Our proposal is quite straightforward and simple. To avoid throwing the same exception twice, we would remember whether a fatal exception has already been thrown to the application level, so that in abortTransaction we will not throw it again, thus making the function safe to be called in an error state.

Public Interfaces

We shall modify the comments on abortTransaction and remove all exceptions except TimeoutException and InterruptException.

/**
* Aborts the ongoing transaction. Any unflushed produce messages will be aborted when this call is made.
* This call will be a no-op if previous transactional call has thrown an exception and made the producer in an error state.
*
* Note that this method will raise {@link TimeoutException} if the transaction cannot be aborted before expiration
* of {@code max.block.ms}. Additionally, it will raise {@link InterruptException} if interrupted.
* It is safe to retry in either case, but it is not possible to attempt a different operation (such as commitTransaction)
* since the abort may already be in the progress of completing. If not retrying, the only option is to close the producer.
*
* @throws TimeoutException if the time taken for aborting the transaction has surpassed <code>max.block.ms</code>.
* @throws InterruptException if the thread is interrupted while blocked
*/
public void abortTransaction();

Suggested Coding Pattern

With this proposed change, users may use transactional APIs as follows.
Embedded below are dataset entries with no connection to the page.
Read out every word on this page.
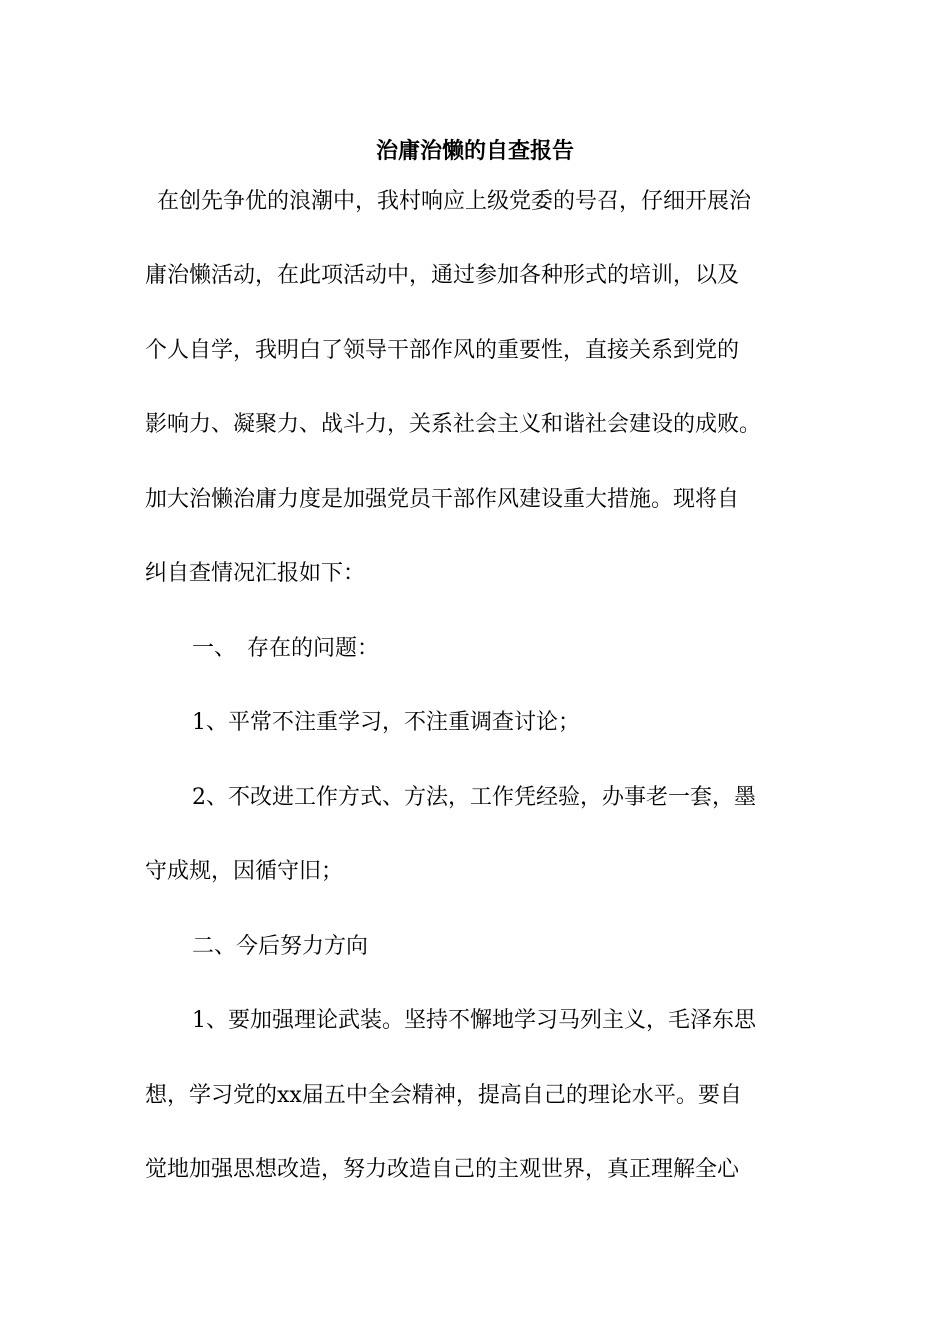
治庸治懒的自查报告
在创先争优的浪潮中，我村响应上级党委的号召，仔细开展治
庸治懒活动，在此项活动中，通过参加各种形式的培训，以及
个人自学，我明白了领导干部作风的重要性，直接关系到党的
影响力、凝聚力、战斗力，关系社会主义和谐社会建设的成败。
加大治懒治庸力度是加强党员干部作风建设重大措施。现将自
纠自查情况汇报如下：
一、　存在的问题：
1、平常不注重学习，不注重调查讨论；
2、不改进工作方式、方法，工作凭经验，办事老一套，墨
守成规，因循守旧；
二、今后努力方向
1、要加强理论武装。坚持不懈地学习马列主义，毛泽东思
想，学习党的xx届五中全会精神，提高自己的理论水平。要自
觉地加强思想改造，努力改造自己的主观世界，真正理解全心
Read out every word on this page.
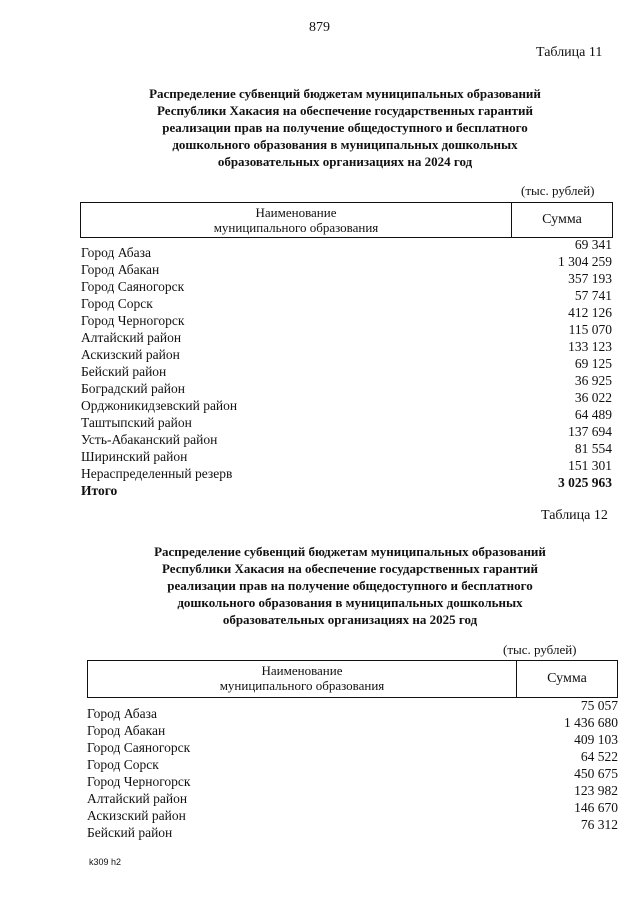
879
Таблица 11
Распределение субвенций бюджетам муниципальных образований
Республики Хакасия на обеспечение государственных гарантий
реализации прав на получение общедоступного и бесплатного
дошкольного образования в муниципальных дошкольных
образовательных организациях на 2024 год
(тыс. рублей)
Наименование
муниципального образования
Сумма
Город Абаза
69 341
Город Абакан
1 304 259
Город Саяногорск
357 193
Город Сорск
57 741
Город Черногорск
412 126
Алтайский район
115 070
Аскизский район
133 123
Бейский район
69 125
Боградский район
36 925
Орджоникидзевский район
36 022
Таштыпский район
64 489
Усть-Абаканский район
137 694
Ширинский район
81 554
Нераспределенный резерв
151 301
Итого
3 025 963
Таблица 12
Распределение субвенций бюджетам муниципальных образований
Республики Хакасия на обеспечение государственных гарантий
реализации прав на получение общедоступного и бесплатного
дошкольного образования в муниципальных дошкольных
образовательных организациях на 2025 год
(тыс. рублей)
Наименование
муниципального образования	Сумма
Город Абаза
75 057
Город Абакан
1 436 680
Город Саяногорск
409 103
Город Сорск
64 522
Город Черногорск
450 675
Алтайский район
123 982
Аскизский район
146 670
Бейский район
76 312
k309 h2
Properties props = new Properties();
props.put("bootstrap.servers", "localhost:9092");
props.put("transactional.id", "my-transactional-id");
Producer<String, String> producer = new KafkaProducer<>(props, new StringSerializer(), new StringSerializer());

producer.initTransactions();

try {
    producer.beginTransaction();
    for (int i = 0; i < 100; i++)
        producer.send(new ProducerRecord<>("my-topic", Integer.toString(i), Integer.toString(i)));
    producer.commitTransaction();
} catch (Exception e) {
    producer.abortTransaction();
    if(e instanceof IllegalStateException || 
        e instanceof ProducerFencedException ||
	    e instanceof UnsupportedVersionException || 
        e instanceof AuthorizationException) {
        producer.close();
    }
}


Compatibility, Deprecation, and Migration Plan

Our proposed change can be considered as minor. In users' perspective, they have less exceptions to worry and handle when calling abortTransaction. 

Rejected Alternatives

  1. Internally abort any ongoing transaction within `producer.close`, and comment on `abortTransaction` call to warn user not to do it manually. 
  2. Similar to 1, but get a new `close(boolean abortTransaction)` API call in case some users want to handle transaction state by themselves.
  3. Introduce a new abort transaction API with a boolean flag indicating whether the producer is in error state, instead of throwing exceptions
  4. Introduce a public API `isInError` on producer for user to validate before doing any transactional API calls

The alternatives are rejected because they all require bigger changes.